Making the Diagnosis
We don’t know what causes preeclampsia, so we define it by its symptoms.
If a pregnant woman’s blood pressure is over a certain level (140/90 mm Hg) and she has proteinuria (protein in the urine), she has mild preeclampsia. If the blood pressure goes higher still (more than 160/110 mm Hg), and proteinuria is present and other symptoms appear (such as headache, eye problems, abdominal pain, or decreased growth of the baby), she has severe preeclampsia.
If she has a seizure, then she has eclampsia. If her liver, kidney, or blood function is abnormal, then she has HELLP.
Treatment and Prevention
Doctors and hospitals take preeclampsia very seriously. Typically only in the mildest of cases, where high blood pressure can be measured but doesn’t cause any symptoms, is the woman allowed to return home – and only on the condition that she go straight to bed and stay there. If there’s no improvement in a couple of days, the woman is admitted to the hospital for observation.
Lying down for long periods reduces blood pressure. In addition, a woman may be told to lie on her left side. This decreases pressure on several major blood vessels and increases the desire to urinate. Regular urination improves the quality of the circulating blood. It is recommended to drink plenty of liquids. Salt intake should not be reduced – while this is a good idea for chronic high blood pressure, salt is needed during pregnancy.
Medications normally used to control high blood pressure are not used to treat preeclampsia. Instead, magnesium sulphate is injected. This reduces hyperreflexia and reduces the chance of seizures. It also lowers blood pressure at the same time. The same medication is given for full-blown eclampsia.

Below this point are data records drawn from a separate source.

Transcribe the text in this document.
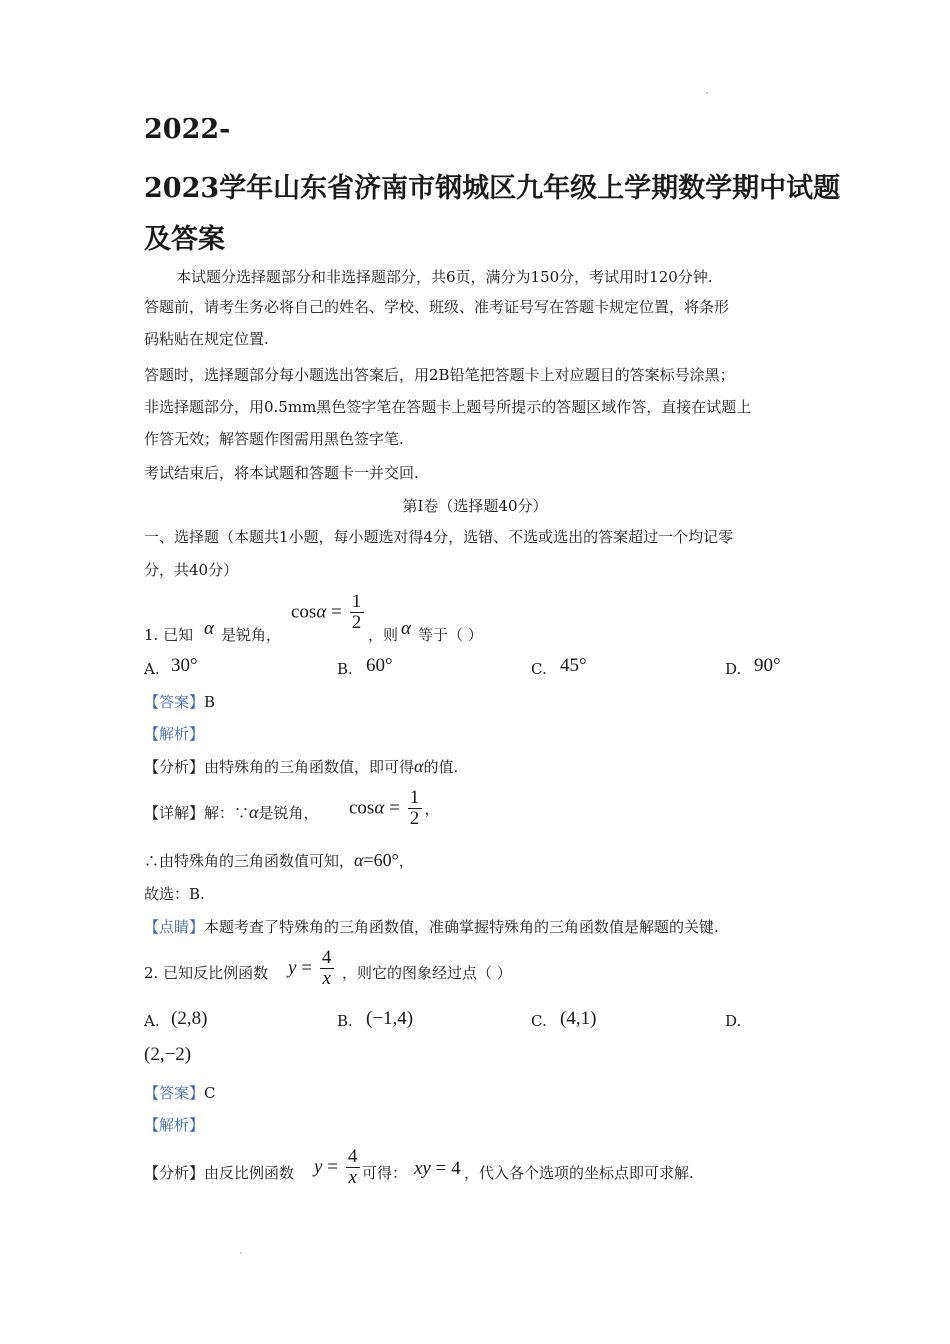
2022-
2023学年山东省济南市钢城区九年级上学期数学期中试题
及答案
本试题分选择题部分和非选择题部分，共6页，满分为150分，考试用时120分钟.
答题前，请考生务必将自己的姓名、学校、班级、准考证号写在答题卡规定位置，将条形
码粘贴在规定位置.
答题时，选择题部分每小题选出答案后，用2B铅笔把答题卡上对应题目的答案标号涂黑；
非选择题部分，用0.5mm黑色签字笔在答题卡上题号所提示的答题区域作答，直接在试题上
作答无效；解答题作图需用黑色签字笔.
考试结束后，将本试题和答题卡一并交回.
第Ⅰ卷（选择题40分）
一、选择题（本题共1小题，每小题选对得4分，选错、不选或选出的答案超过一个均记零
分，共40分）
1. 已知 α 是锐角，
$\cos\alpha = \frac{1}{2}$
，则 α 等于（ ）
A. 30°	B. 60°	C. 45°	D. 90°
【答案】B
【解析】
【分析】由特殊角的三角函数值，即可得α的值.
【详解】解：∵α是锐角， $\cos\alpha = \frac{1}{2}$ ，
∴由特殊角的三角函数值可知，α=60°，
故选：B.
【点睛】本题考查了特殊角的三角函数值，准确掌握特殊角的三角函数值是解题的关键.
2. 已知反比例函数 $y = \frac{4}{x}$ ，则它的图象经过点（ ）
A. (2,8)	B. (−1,4)	C. (4,1)	D.
(2,−2)
【答案】C
【解析】
【分析】由反比例函数 $y = \frac{4}{x}$ 可得： xy = 4 ，代入各个选项的坐标点即可求解.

If the blood pressure is not controlled with magnesium sulphate alone, injectable blood pressure medications called labetalol* and hydralazine may be used.
Magnesium sulphate helps to control the symptoms and reduces the risk of fatal complications, but the only thing that will pull mother and baby out of the danger zone is to deliver as quickly as possible. Even if the baby is premature, its chances are better "on the outside." Babies are only left in place when the mother’s blood pressure is responding to treatment and the baby is clearly too small to survive outside the womb.

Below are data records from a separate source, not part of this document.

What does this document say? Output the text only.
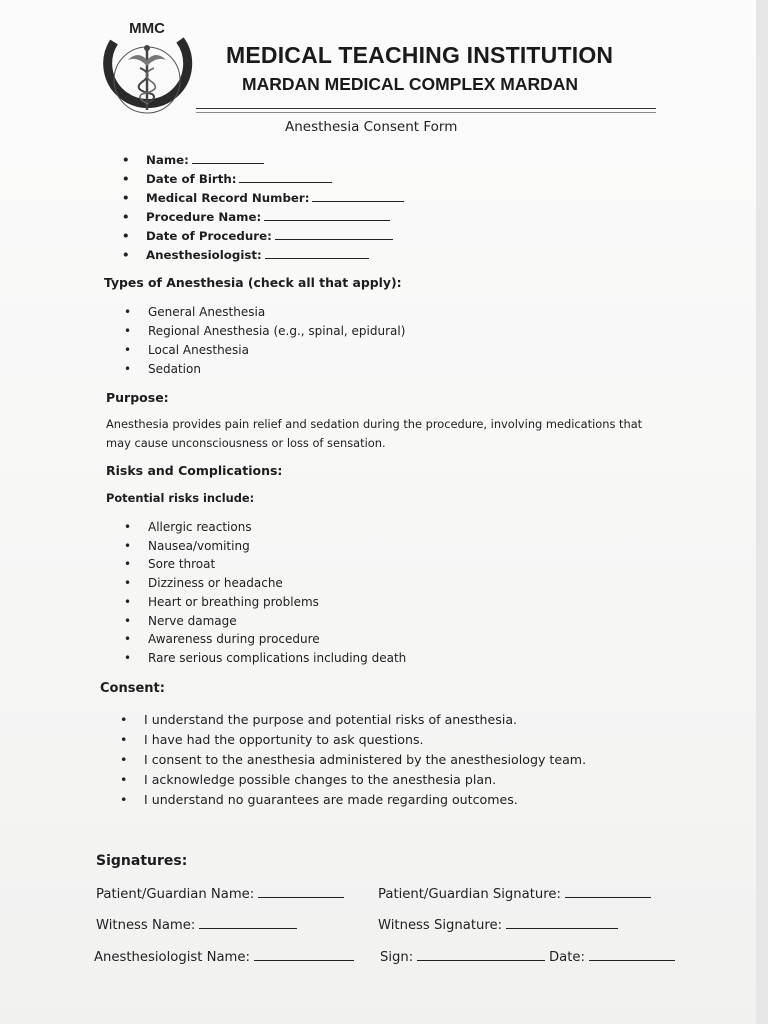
MMC
MEDICAL TEACHING INSTITUTION
MARDAN MEDICAL COMPLEX MARDAN
Anesthesia Consent Form
• Name:
• Date of Birth:
• Medical Record Number:
• Procedure Name:
• Date of Procedure:
• Anesthesiologist:
Types of Anesthesia (check all that apply):
• General Anesthesia
• Regional Anesthesia (e.g., spinal, epidural)
• Local Anesthesia
• Sedation
Purpose:
Anesthesia provides pain relief and sedation during the procedure, involving medications that may cause unconsciousness or loss of sensation.
Risks and Complications:
Potential risks include:
• Allergic reactions
• Nausea/vomiting
• Sore throat
• Dizziness or headache
• Heart or breathing problems
• Nerve damage
• Awareness during procedure
• Rare serious complications including death
Consent:
• I understand the purpose and potential risks of anesthesia.
• I have had the opportunity to ask questions.
• I consent to the anesthesia administered by the anesthesiology team.
• I acknowledge possible changes to the anesthesia plan.
• I understand no guarantees are made regarding outcomes.
Signatures:
Patient/Guardian Name:	Patient/Guardian Signature:
Witness Name:	Witness Signature:
Anesthesiologist Name:	Sign:	Date:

If the baby is big enough, and the mother’s condition has been stabilized with magnesium sulphate, the doctor will usually give medications to stimulate labour. If for any reason a normal birth poses problems, a caesarean section will be recommended. This operation is very common in Canada.
The mother should be re-evaluated within one week after she has delivered the baby and been discharged from the hospital. Sometimes preeclampsia reoccurs up to 4 weeks after delivery, but usually blood pressure falls steadily from the moment the baby is delivered. Blood pressure usually returns to normal within a few months.